4. Mind Maps in eLearning to Plan for Assessments

Assessments in eLearning, both formative and summative have an important role to play. Creating a mind map for an eLearning assessment ensures you do not miss out on important details. For instance, when you are designing an assessment for an eLearning course, you have to decide:

  • The type of question (multiple choice, drag and drop etc., in formative assessment)
  • The question stem
  • The distractors
  • Feedback for the chosen answer (both correct and incorrect options)
  • Number of attempts to be allowed
  • Randomization of questions (applicable in summative assessment)

You can capture all this in a mind map and that makes it easy to develop the assessments for your eLearning course.

5. Mind Maps in eLearning Aid Information Recall and Retention

Mind maps in eLearning can be used to summarize learning at the end of each module or at the end of the course, depending on the complexity of content. The advantage of using a mind map to summarize your eLearning course is that information is broken down into small, chunks. The mind map makes it easier to recall the information covered in the course.

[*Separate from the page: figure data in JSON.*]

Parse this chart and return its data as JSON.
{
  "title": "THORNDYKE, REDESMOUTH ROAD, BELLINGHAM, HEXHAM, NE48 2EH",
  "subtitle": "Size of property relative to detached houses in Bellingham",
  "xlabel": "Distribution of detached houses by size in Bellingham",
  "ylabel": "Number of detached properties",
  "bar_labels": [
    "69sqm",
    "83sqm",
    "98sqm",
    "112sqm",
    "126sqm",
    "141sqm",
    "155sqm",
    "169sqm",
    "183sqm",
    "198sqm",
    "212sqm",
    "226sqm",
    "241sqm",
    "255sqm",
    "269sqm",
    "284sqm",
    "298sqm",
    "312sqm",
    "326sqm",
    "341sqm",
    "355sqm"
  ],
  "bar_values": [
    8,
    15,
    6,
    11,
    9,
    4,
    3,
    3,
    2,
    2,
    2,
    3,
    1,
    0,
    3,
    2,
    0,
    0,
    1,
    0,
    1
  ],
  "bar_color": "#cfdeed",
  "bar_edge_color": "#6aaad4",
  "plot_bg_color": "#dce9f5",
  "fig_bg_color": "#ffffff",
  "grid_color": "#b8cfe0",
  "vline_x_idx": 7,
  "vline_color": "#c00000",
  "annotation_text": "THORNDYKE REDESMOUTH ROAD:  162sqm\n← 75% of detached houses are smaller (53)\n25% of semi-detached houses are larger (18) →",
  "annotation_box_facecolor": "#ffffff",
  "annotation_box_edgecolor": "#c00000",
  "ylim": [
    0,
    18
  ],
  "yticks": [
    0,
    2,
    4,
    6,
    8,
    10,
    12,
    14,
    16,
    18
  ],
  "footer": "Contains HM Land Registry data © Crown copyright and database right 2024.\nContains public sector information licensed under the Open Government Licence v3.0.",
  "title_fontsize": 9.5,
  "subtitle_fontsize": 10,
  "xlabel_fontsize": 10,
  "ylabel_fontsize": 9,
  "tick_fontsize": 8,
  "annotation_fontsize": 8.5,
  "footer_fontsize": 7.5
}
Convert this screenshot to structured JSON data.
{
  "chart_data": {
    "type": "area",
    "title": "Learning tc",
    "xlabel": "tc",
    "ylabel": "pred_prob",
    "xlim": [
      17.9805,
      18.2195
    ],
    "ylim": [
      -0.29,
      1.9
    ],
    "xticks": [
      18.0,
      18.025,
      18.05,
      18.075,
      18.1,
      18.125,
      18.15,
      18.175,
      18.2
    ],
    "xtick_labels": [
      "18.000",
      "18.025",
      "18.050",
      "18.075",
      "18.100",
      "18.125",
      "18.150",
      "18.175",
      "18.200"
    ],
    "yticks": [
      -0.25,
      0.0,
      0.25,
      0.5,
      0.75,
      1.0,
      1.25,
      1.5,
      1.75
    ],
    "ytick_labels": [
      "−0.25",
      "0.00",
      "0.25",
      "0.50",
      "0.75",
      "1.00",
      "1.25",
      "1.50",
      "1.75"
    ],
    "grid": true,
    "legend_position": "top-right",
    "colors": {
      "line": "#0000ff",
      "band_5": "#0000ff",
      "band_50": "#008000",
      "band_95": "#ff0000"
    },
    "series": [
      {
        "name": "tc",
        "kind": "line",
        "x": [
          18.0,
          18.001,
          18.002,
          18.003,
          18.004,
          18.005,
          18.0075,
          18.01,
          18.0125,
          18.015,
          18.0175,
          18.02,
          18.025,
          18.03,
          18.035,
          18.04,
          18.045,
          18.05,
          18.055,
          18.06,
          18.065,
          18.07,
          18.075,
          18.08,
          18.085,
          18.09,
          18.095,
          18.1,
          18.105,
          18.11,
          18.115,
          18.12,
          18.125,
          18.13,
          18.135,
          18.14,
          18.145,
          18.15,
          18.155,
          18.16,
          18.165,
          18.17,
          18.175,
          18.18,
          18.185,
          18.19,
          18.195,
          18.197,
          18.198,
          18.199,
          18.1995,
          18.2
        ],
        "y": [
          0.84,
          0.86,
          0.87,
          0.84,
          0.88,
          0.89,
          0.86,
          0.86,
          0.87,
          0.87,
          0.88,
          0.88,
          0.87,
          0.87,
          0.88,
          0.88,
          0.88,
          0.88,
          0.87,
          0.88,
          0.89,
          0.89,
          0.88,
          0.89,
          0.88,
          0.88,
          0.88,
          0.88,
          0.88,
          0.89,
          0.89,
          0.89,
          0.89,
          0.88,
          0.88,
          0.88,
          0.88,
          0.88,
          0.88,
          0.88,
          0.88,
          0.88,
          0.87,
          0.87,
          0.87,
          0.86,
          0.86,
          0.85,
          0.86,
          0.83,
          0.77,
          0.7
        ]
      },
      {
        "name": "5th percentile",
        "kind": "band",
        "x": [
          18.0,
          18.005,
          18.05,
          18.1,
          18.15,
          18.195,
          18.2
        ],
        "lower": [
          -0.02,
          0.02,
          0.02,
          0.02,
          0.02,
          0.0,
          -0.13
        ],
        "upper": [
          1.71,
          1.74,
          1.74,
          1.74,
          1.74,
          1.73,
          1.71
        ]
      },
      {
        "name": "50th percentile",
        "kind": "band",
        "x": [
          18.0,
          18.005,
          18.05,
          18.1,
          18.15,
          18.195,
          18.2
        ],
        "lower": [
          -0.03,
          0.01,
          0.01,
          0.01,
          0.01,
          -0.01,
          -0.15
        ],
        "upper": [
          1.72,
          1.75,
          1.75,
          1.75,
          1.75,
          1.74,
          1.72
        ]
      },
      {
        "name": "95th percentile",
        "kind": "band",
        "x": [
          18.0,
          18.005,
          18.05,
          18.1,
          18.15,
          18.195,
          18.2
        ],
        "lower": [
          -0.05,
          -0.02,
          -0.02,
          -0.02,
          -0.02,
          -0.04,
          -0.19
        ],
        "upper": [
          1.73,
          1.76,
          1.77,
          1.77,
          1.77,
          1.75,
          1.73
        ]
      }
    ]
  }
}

Take a look at this mind map that summarizes the steps to create a mind map.

Mind map to summarize content

Source credit:

A learner who has gone through the steps to create a mind map gets a quick summary that instantly facilitates recall of information and thereby retention.

There is no right or wrong way to design mind maps in eLearning. What matters is that you capture all the information required to complete a particular task in eLearning development. Not just eLearning, mind maps can be applied in other training methodologies too, be it classroom, flipped learning, or blended learning.

You can choose to create a mind map on paper or use an online tool to create one. Designing and applying mind maps in eLearning can seem tricky at first, but once you begin applying it, you might be able to come up with quick solutions to enhance eLearning development.